Bosnia's State Court on Thursday sentenced former advisor to wartime Bosnian Serb leader Radovan Karadzic, Jovan Tintor, to 11 years behind bars for war crimes committed in the area of the eastern town of Vogosca.
Tintor was close to Karadzic, who is appealing an International Criminal Tribunal for the Former Yugoslavia (ICTY) sentence for genocide, war crimes and crimes against humanity committed in Bosnia between 1992 and 1995.
Tintor was also the head of the Vogosca municipality Crisis Committee during the war.
He was in a first instance ruling on Thursday sentenced for his involvement in the crimes against humanity committed within a joint criminal enterprise that had the goal of exiling the non-Serb population that lived in the Vogosca area from April to end of June 1992, Bosnia’s public broadcaster (BHRT) reported.
Specifically, he was sentenced for illegal imprisonment, torture, beatings, forced labour and killings of Bosniak and Croat victims in several detention camps across Vogosca.
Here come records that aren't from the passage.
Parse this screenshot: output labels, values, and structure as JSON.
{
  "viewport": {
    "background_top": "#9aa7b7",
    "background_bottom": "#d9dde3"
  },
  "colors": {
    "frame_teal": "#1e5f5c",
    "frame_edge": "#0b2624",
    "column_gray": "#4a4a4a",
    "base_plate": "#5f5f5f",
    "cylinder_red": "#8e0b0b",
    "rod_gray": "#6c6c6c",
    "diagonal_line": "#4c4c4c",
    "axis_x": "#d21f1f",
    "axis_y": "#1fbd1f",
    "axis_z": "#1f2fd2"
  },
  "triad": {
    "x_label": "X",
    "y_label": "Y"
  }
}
One of the crimes described in the indictment is an occasion when Tintor beat the stomach of protected witness C-3 while she was seven months pregnant.
Prosecutors called more than 75 victims and four expert witnesses to make their case against Tintor, while his defence called ten witnesses and one expert witness.
Tintor was arrested in February 2016 at the Rača border crossing between Bosnia and Serbia on an arrest warrant that was issued in 1999.